Neste artigo iremos abordar acerca do ressarcimento de PIS e Cofins sobre as vendas de cigarros com base no julgado do STF Tema 228, permeando as questões práticas do levantamento do crédito, bem como as controvérsias que surgiram após a decisão do STF. Este assunto é de interesse de varejistas de cigarros com volume significativo de vendas.
Síntese inicial
A questão do ressarcimento do tributo pago de forma antecipada (via substituição tributária) – que, na etapa final da comercialização, se concretiza em uma base inferior à estabelecida pela legislação – já é objeto de análise do ICMS há bastante tempo via pedido administrativo. Porém, para a mesma situação, quando os tributos são PIS e Cofins, o assunto se encontrava no limbo com restrições de se discutir o tema na seara administrativa.
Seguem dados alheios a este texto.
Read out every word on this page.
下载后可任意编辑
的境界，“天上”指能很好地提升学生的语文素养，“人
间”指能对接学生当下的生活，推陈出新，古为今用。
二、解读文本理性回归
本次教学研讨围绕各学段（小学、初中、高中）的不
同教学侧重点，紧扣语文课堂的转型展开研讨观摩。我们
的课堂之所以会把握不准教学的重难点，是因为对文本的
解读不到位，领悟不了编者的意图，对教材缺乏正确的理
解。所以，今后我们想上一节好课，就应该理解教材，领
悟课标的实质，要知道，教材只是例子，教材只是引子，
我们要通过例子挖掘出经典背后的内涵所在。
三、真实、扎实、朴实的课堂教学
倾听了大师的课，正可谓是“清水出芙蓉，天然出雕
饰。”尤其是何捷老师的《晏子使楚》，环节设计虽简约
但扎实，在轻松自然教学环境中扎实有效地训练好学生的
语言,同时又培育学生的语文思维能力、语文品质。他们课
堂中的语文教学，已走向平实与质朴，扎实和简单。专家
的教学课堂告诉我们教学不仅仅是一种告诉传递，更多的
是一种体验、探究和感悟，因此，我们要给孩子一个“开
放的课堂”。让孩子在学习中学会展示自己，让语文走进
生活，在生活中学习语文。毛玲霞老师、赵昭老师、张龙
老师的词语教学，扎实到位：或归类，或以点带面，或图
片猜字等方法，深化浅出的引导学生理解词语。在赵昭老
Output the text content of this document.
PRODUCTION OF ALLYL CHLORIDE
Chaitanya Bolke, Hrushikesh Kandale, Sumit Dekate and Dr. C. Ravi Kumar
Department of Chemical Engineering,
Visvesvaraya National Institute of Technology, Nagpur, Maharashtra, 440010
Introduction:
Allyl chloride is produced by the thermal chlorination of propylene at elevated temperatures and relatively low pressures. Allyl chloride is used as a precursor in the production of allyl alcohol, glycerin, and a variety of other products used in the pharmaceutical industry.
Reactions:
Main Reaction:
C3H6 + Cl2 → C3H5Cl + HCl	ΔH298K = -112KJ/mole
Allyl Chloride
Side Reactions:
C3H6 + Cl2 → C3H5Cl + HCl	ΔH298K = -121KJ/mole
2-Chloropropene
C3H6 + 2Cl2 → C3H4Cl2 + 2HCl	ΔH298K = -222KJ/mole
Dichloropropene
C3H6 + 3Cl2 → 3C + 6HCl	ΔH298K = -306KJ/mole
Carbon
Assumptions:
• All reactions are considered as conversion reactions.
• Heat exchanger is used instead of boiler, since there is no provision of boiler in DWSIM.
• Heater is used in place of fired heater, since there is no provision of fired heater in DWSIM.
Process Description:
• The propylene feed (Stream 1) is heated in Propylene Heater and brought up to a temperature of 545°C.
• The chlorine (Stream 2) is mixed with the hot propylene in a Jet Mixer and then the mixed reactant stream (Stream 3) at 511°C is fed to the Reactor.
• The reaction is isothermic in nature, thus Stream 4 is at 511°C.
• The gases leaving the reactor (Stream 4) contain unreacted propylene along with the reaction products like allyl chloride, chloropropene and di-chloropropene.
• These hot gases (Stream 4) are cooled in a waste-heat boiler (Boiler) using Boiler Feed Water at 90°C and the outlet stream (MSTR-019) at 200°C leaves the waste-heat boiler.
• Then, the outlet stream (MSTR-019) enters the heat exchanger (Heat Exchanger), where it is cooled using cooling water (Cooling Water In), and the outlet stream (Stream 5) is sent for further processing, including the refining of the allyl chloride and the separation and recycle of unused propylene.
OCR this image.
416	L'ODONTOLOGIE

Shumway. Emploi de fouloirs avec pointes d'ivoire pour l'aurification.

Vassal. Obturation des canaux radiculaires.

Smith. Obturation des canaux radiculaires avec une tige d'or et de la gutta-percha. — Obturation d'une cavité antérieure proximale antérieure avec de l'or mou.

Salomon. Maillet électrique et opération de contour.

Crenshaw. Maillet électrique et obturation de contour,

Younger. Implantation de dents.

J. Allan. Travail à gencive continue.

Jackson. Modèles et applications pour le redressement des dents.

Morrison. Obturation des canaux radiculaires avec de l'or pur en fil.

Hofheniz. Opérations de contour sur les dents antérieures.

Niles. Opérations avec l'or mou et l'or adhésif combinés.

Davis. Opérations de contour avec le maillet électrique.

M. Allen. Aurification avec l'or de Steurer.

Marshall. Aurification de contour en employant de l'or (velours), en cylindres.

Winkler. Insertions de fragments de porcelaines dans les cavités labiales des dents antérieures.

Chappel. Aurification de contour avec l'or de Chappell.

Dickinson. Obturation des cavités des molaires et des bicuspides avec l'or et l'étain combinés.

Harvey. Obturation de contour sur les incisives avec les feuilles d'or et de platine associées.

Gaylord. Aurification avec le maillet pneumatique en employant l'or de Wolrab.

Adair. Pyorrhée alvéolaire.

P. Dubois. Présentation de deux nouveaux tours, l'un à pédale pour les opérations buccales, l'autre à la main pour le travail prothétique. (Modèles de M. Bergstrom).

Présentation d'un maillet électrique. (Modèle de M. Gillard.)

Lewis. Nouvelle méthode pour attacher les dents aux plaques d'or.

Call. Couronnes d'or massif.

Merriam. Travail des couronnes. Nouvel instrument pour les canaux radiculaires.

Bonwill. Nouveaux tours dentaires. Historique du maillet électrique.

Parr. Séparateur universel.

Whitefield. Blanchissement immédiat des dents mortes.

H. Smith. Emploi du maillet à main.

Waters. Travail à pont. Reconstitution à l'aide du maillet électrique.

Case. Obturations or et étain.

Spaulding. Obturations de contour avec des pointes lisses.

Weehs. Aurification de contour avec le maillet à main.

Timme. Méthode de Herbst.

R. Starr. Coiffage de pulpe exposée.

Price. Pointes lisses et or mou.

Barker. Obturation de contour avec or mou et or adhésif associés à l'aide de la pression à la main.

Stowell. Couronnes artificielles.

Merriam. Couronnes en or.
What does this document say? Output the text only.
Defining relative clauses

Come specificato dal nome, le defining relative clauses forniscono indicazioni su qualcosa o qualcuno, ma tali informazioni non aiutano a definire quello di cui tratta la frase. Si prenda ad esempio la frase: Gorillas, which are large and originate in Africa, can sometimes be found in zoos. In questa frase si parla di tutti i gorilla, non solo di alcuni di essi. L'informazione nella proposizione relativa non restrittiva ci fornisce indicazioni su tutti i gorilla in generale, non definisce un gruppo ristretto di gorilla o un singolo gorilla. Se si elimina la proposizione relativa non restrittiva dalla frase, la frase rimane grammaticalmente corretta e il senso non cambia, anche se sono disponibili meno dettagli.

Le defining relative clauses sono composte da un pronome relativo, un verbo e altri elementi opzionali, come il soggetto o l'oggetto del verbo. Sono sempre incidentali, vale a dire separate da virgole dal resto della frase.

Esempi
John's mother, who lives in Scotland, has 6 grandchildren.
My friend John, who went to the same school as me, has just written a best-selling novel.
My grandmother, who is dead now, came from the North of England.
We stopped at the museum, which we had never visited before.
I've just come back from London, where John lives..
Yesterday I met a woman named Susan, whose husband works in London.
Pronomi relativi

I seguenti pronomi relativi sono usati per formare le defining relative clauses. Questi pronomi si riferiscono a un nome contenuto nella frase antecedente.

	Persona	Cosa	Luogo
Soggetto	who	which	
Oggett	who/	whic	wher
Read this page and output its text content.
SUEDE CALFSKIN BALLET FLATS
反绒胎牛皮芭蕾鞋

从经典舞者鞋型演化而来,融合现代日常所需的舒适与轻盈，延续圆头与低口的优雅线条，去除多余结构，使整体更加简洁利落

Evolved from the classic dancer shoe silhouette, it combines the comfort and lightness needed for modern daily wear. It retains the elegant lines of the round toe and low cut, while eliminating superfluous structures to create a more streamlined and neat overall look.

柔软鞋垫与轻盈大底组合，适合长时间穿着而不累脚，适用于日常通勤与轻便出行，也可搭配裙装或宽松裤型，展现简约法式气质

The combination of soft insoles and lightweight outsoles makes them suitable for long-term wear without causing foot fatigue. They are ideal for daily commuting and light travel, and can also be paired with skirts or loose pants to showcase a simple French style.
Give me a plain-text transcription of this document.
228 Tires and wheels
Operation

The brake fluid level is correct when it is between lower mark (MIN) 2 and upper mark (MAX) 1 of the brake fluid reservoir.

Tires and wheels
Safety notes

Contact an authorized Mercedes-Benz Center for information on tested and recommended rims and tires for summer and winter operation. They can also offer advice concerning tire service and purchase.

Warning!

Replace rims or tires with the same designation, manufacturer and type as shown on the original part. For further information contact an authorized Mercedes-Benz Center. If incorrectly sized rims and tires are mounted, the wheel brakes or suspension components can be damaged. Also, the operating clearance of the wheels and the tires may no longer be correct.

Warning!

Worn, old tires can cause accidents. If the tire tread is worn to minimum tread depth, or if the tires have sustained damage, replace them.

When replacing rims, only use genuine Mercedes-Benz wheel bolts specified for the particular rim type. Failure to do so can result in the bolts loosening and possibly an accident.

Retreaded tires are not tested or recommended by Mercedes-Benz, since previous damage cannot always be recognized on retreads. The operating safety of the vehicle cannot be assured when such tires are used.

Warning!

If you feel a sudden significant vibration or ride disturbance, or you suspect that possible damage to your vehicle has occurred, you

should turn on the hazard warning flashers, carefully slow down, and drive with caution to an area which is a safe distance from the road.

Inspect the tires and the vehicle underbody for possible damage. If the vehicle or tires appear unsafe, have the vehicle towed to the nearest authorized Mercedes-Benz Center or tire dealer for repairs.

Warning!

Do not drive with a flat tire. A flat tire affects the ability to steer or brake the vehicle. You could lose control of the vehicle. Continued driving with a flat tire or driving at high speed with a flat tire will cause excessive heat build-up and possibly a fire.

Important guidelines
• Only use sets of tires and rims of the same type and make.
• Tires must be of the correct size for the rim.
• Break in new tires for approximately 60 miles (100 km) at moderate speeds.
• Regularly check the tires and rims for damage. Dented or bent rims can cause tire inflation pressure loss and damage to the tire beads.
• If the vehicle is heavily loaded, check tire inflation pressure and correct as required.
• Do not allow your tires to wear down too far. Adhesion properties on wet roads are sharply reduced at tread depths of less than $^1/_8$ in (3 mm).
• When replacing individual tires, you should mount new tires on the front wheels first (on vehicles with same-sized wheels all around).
O assunto do ressarcimento de PIS e Cofins chegou ao STF no final de 2009, visando à discussão do ressarcimento de produtos derivados do petróleo que eram tratados como substituição tributária, antes de passarem a ser monofásicos. A ação foi dotada de repercussão geral e, em 2020, a partir do Recurso Extraordinário (RE) 596.832 (Tema 228), de relatoria do ministro Marco Aurélio, foi proferida a decisão favorável ao contribuinte substituído (comerciante varejista/atacadista), firmando a seguinte tese:
É devida a restituição da diferença das contribuições para o Programa de Integração Social – PIS e para o Financiamento da Seguridade Social – Cofins recolhidas a mais, no regime de substituição tributária, se a base de cálculo efetiva das operações for inferior à presumida. (grifo nosso)
Com a tese firmada pelo STF, o assunto, que até então era problemático, gerou segurança jurídica para os contribuintes buscarem o ressarcimento de PIS e Cofins quando sujeitos à substituição tributária e praticados com um preço de venda inferior à base de cálculo estabelecida pela legislação.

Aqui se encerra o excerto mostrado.